Un grain de sable, qui peut prendre rapidement l'aspect d'une montagne, est inopinément apparu.
Les Verts n'ont pas voulu entonner la marche funèbre et le PS a retardé sa décision.
Il est vrai que Olivier Faure est confronté à un choix cornélien. Soit, pour conserver son mandat de premier secrétaire, il cède aux hollandais qui lui ont passé la corde autour du cou et se sont alliés pour le faire, par l'intermédiaire de Carole Delga, avec la direction du PCF, soit, au contraire, il affiche sa volonté de conserver une alliance à laquelle son parti doit sa miraculeuse résurrection.
Dans un cas, il sera en sursis après avoir scié la branche sur laquelle il est assis, celle de la rupture avec les années Hollande-Valls-Cazeneuve qui n'ont pas vraiment la cote dans le peuple de gauche et de l'écologie, encore moins dans la jeunesse. Soit, dans un autre cas, il peut espérer disputer à l'Insoumis le drapeau de la recherche de l'unité des forces de progrès en assumant une rupture nette avec le macronisme. La décision qui fâche ayant été prise par le PCF, l'aventure peut peut-être être tentée.

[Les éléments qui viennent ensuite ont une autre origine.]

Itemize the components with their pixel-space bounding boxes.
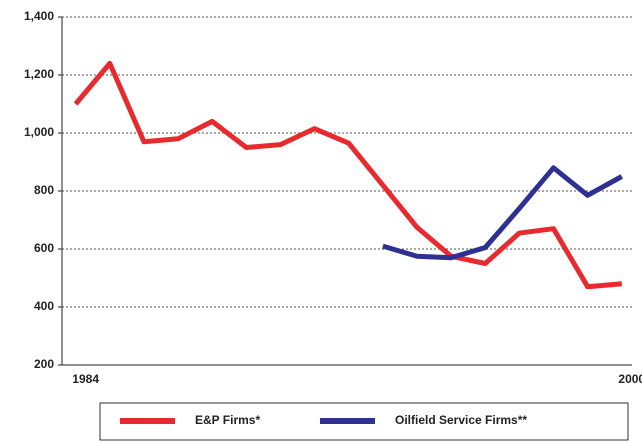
y-tick-label: 200 [34,357,54,371]
legend-label: Oilfield Service Firms** [395,413,527,427]
y-tick-label: 400 [34,299,54,313]
x-tick-label: 2000 [618,372,642,386]
y-tick-label: 1,000 [24,125,54,139]
x-tick-label: 1984 [72,372,99,386]
y-tick-label: 1,200 [24,67,54,81]
legend-label: E&P Firms* [195,413,260,427]
y-tick-label: 800 [34,183,54,197]
legend-box [99,402,629,441]
series-line [382,165,623,261]
y-tick-label: 600 [34,241,54,255]
y-tick-label: 1,400 [24,9,54,23]
series-line [73,60,622,290]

Comme nous sommes loin des enjeux cruciaux de l'époque. Loin des attentes et des espoirs des millions d'électrices et électeurs qui, lors des dernières élections législatives, ont élu une ou un député communiste, socialiste, insoumis et écologiste parce qu'ils étaient unis dans la Nupes sur un projet de gouvernement comportant plus de 600 propositions communes !
Un projet qui avait même listé les questions sur lesquelles subsistaient des divergences, avec la volonté de les surmonter. Qu'elles soient devenues irréconciliables comme on dit d'un chien que l'on veut tuer qu'il a la rage, les jeunes de la Nupes ont démontré le contraire en adoptant un projet commun pour les européennes de 2024.
"Taisez-vous !" leur enjoignent leurs ainés alors que ces jeunes des Verts, du PS, de LFI et de Génération.S veulent tout faire pour barrer la route du pouvoir à l'extrême droite et empêcher un monarque méprisant, cynique et autoritaire de se refaire une santé.
La jeunesse ne serait donc plus l'avenir du monde ?
Ce 15 octobre aura vu aussi la direction du PCF confirmer que les adhérents n’auront à se prononcer que sur le choix du porte-drapeau communiste, Léon Deffontaines.
D’ici-là, en novembre, le suspense sera insoutenable.
Le secrétaire national du PCF, aux yeux du peuple de gauche, sera l’incontestable premier responsable de la mort d’une alliance qui lui avait redonné de l’espoir. Les félicitations et les encouragements qu'il reçoit de la macronie, de LR et de la bourgeoisie ne vont pas l'aider à démontrer le contraire.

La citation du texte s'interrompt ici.